Sunday, 3 March 2013

The Fulford Tapestry


A couple of weeks ago I went to the York unveiling of the Fulford Tapestry. This is a commemoration of the Battle of Fulford in 1066 (Fulford is now a southern suburb of York), in the style of the Bayeux Tapestry. The new tapestry uses the same stitches as the original, in yarns dyed with natural dyes. (Neither of these objects are in fact tapestries at all, but embroideries.)

The new tapestry obviously recreates the visual language of the original:



You can see that these panels have in common: the figures of the woman and child and the burning house,  the strips of additional icons above and below the main story, some of the birds and beasts in these, and the sections of explanatory text.

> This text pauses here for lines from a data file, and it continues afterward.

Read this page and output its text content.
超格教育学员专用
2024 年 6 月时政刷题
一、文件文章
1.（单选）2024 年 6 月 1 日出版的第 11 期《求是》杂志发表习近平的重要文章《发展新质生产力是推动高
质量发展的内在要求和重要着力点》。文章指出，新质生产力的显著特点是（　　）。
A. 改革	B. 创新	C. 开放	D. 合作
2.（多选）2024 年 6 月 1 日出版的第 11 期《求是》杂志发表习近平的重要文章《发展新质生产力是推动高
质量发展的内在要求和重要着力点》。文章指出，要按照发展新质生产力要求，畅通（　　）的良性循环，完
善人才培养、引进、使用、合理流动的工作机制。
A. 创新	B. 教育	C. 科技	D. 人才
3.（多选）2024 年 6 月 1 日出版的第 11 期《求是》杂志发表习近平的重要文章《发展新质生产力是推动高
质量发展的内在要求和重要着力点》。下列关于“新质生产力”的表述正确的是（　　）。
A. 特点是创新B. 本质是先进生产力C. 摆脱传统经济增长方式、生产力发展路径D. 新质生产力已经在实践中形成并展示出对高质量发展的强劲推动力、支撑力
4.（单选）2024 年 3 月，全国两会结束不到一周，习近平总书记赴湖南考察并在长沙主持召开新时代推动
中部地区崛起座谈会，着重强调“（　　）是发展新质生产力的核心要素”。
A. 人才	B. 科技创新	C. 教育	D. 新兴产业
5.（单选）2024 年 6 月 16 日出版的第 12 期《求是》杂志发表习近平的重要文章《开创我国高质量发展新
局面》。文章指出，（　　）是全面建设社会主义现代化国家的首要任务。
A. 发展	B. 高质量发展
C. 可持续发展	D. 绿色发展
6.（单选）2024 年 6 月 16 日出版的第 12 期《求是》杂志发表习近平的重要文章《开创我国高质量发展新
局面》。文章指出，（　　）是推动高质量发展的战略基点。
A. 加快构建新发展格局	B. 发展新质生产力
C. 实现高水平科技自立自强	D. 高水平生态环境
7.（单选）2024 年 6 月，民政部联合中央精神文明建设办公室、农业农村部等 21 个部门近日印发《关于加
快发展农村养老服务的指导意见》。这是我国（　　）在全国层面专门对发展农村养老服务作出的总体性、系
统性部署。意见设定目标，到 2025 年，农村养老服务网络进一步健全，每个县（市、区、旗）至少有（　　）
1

Elsewhere the distinctive interlaced trees of the original are recreated in the new Tapestry.

What was interesting to me however was where the new Tapestry departed from the original’s visual language, because this tells me about modern responses to this sort of story. In particular, I was struck by the abundance of blood on the new version, dripping from somebody’s head, colouring the river, and in pools under bodies, though this is not present in the original, even in the battle sections:



This must be something based our expectations from film and TV: someone’s not dead or injured unless there’s ketchup? Some of the dead have tongues sticking out. I can’t remember where this trope comes from, but I remember that this was code for dead when playing cops-and-robbers with my siblings when we were children. (The sound effect for this was “Bleugh”!)

Some more 20th/21st century features include a tower drawn with perspective, and images which feel to me inspired by photographs of modern re-enactments of the 11th century, in particular the walls of round shields and the bird banner:




The new Tapestry also includes marginal scenes derived from later medieval material such as the 14th century Luttrell Psalter, for example the reaping scene - compare to:



And there are scenes from Norse mythology: Tyr riding the wolf, Freya, and a famous valkyrie figurine:


Plus Godiva and Leofric (the 13th century legendary version) as a special bonus.

All in all: really interesting! And a considerable craft achievement. Hearty congratulations to Chas Jones and all the team.